We stopped for lunch at the charming TPK Bistro where we had a delicious and surprisingly reasonably priced lunch of Panini di Italian prosciutto ham and fontina cheese and Stromboli di pollo, served by a friendly and gracious wait staff, who seemed genuinely happy to serve us. Perhaps one reason the servers were so attentive was the fact that we were the restaurant’s only guests, at 12 pm.
Despite excellent food, great service and an ideal location on Colorado Avenue, a central thoroughfare, the eatery was empty, as was much of the town.
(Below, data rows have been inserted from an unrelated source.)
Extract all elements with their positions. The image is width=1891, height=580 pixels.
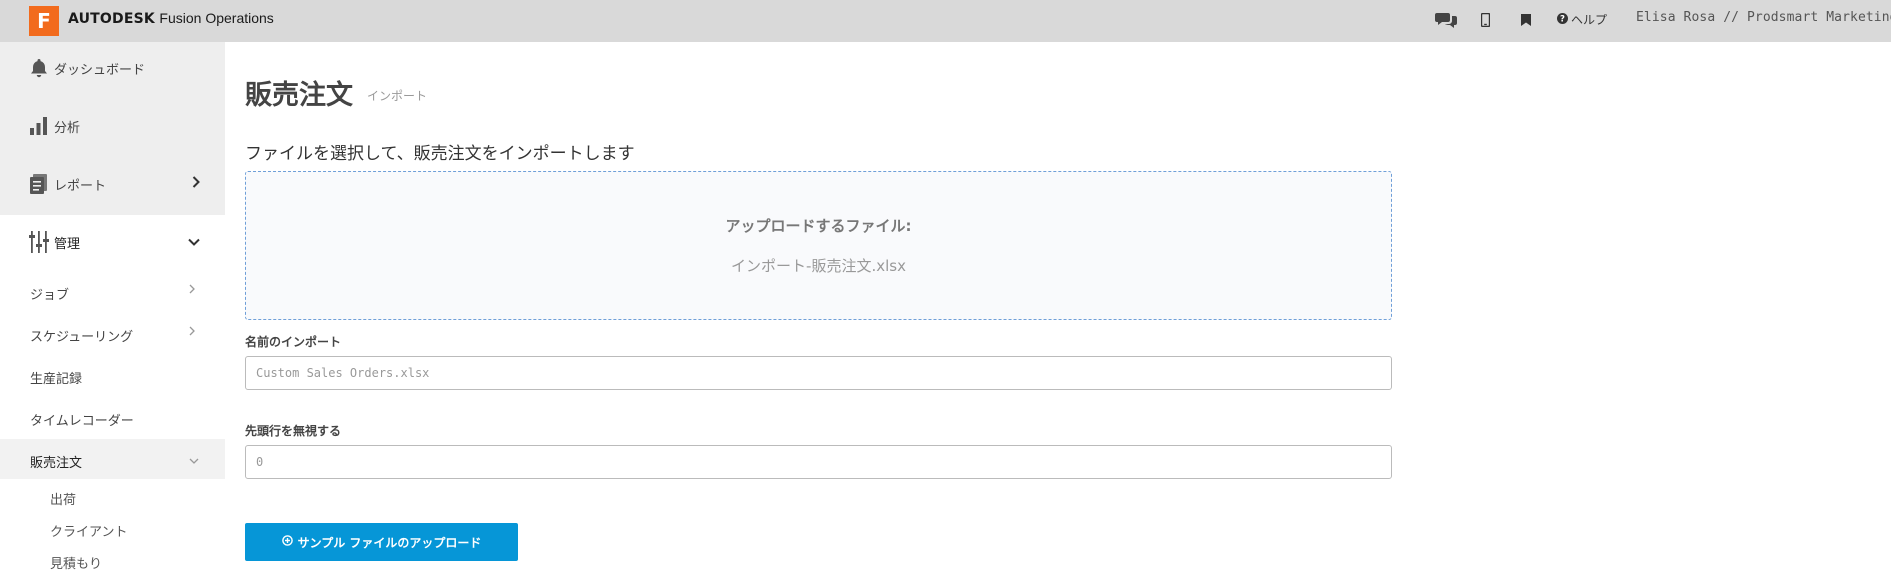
file-dropzone[interactable]: アップロードするファイル: インポート-販売注文.xlsx [245,171,1392,320]
import-name-input[interactable] [245,356,1392,390]
mobile-icon[interactable] [1478,8,1492,32]
sidebar-item-production-records[interactable]: 生産記録 [30,368,82,387]
dropzone-filename: インポート-販売注文.xlsx [731,257,906,275]
sidebar-item-jobs[interactable]: ジョブ [30,284,69,303]
sliders-icon [29,231,49,253]
skip-rows-label: 先頭行を無視する [245,424,342,438]
sidebar-item-scheduling[interactable]: スケジューリング [30,326,133,345]
chat-icon[interactable] [1434,8,1458,32]
sidebar-item-quotes[interactable]: 見積もり [50,553,102,572]
sidebar-label-dashboard: ダッシュボード [54,62,146,78]
sidebar-item-dashboard[interactable]: ダッシュボード [0,56,225,80]
document-icon [29,173,49,195]
help-label: ヘルプ [1571,13,1608,27]
bell-icon [29,57,49,79]
sidebar-item-analysis[interactable]: 分析 [0,114,225,138]
sidebar-item-time-recorder[interactable]: タイムレコーダー [30,410,134,429]
skip-rows-input[interactable] [245,445,1392,479]
top-bar: F AUTODESK Fusion Operations ? ヘルプ Elisa… [0,0,1891,42]
sidebar-item-management[interactable]: 管理 [0,230,225,254]
help-menu[interactable]: ? ヘルプ [1557,11,1607,28]
bar-chart-icon [29,115,49,137]
sidebar-label-management: 管理 [54,236,81,252]
chevron-right-icon [192,176,200,192]
upload-button-label: サンプル ファイルのアップロード [297,535,482,550]
user-menu[interactable]: Elisa Rosa // Prodsmart Marketing [1636,10,1891,25]
chevron-right-icon [189,284,195,297]
fusion-logo[interactable]: F [29,6,59,36]
sidebar-item-sales-orders[interactable]: 販売注文 [30,452,82,471]
sidebar-label-reports: レポート [54,178,107,194]
upload-sample-file-button[interactable]: サンプル ファイルのアップロード [245,523,518,561]
chevron-down-icon [189,454,199,467]
dropzone-title: アップロードするファイル: [725,217,912,235]
sidebar-item-reports[interactable]: レポート [0,172,225,196]
sidebar-label-analysis: 分析 [54,120,81,136]
sidebar-item-shipping[interactable]: 出荷 [50,489,76,508]
brand-product: Fusion Operations [159,10,274,26]
page-subtitle: インポート [367,89,428,103]
section-heading: ファイルを選択して、販売注文をインポートします [245,144,635,164]
bookmark-icon[interactable] [1519,8,1533,32]
sidebar: ダッシュボード 分析 レポート 管理 ジョブ スケジューリング 生産記録 タイム… [0,42,225,580]
sidebar-item-clients[interactable]: クライアント [50,521,127,540]
chevron-down-icon [188,234,200,250]
brand-name[interactable]: AUTODESK Fusion Operations [68,10,274,27]
chevron-right-icon [189,326,195,339]
brand-autodesk: AUTODESK [68,11,155,27]
svg-text:?: ? [1560,14,1565,23]
page-title: 販売注文 [245,80,353,111]
help-icon: ? [1557,12,1568,27]
import-name-label: 名前のインポート [245,335,342,349]
upload-plus-icon [281,535,293,549]
user-label: Elisa Rosa // Prodsmart Marketing [1636,10,1891,25]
This was partially due to the flagging economy which brought fewer visitors this year, and also partially because the ski season was nearly over, but according to locals, even during peak season the town is never over-run or crowded, as say Park City, Utah, during Sundance, which can be a bear.
Likewise, the Telluride gets two thumbs up for eschewing commercialism, which has nearly ruined Park City, which must have resembled Telluride before the film festival overtook it. Hopefully Telluride will not head that way, despite the fact that it also hosts the Telluride Film Festival each fall which continues to grow in popularity and rivals Sundance in the quality of films it features, such as Sling Blade, Brokeback Mountain and Slumdog Millionaire, which all had premiere screenings at Telluride.
While there are plenty of cultural scenes in town, including theaters and music venues, the main attraction of Telluride remains the great outdoors, where visitors can enjoy all sorts of activities year round, from fly-fishing and horseback riding to paragliding and hot air balloon rides.
Of course, the snow skiing is legendary, and after a few runs down the slopes it is clear why. Owing to the location of the resort nestled in a box canyon, the weather is ideal for snow and snow making. The snow was perfect. No ice, groomed, packed powder, and I had the trails almost to myself. It was absolutely the best skiing I had ever experienced.
While downhill skiing is why most winter tourists come to Telluride, the resort offers a host of other snow-capades, including cross-country and Nordic skiing, heli skiing, dog sledding, sleigh rides and snowmobiling. The latter was the adventure of choice for us, and on our final day we headed out for a snowmobiling tour with Telluride Snowmobiling Adventures, thanks to a few hours timeout arranged by the Peaks Resort with a local nanny service.
Our friendly guide, Sam Haury, suited us up with warm boots and goggles, and we hopped on our machines and sped off in the freshly fallen snow high into the mountains. Sam stopped along the way to give us an educational tour of the historic spots, such as the Alta Ghost Town where miners and their families once lived.
We also learned that Telluride was the first in the world to have electric street lights (a week before Paris) thanks to the world’s first hydro-electric power plant built in 1904 to power the Smuggler-Union Mine. By the end of our two-hour tour, we not only truly appreciated the beauty and history of Telluride, we were expert snowmobilers, flying over whoop-de-dos and winding our way around curves through snow-covered forests with ease.
Our adventures in Telluride were a blast, though our four-day visit was much too short to do all that we wanted to do during our stay. But just because the snow will be melting soon, that won’t stop us from returning in the near future, because as the locals kept telling us, ‘You can always come back, and the summer season is even better!’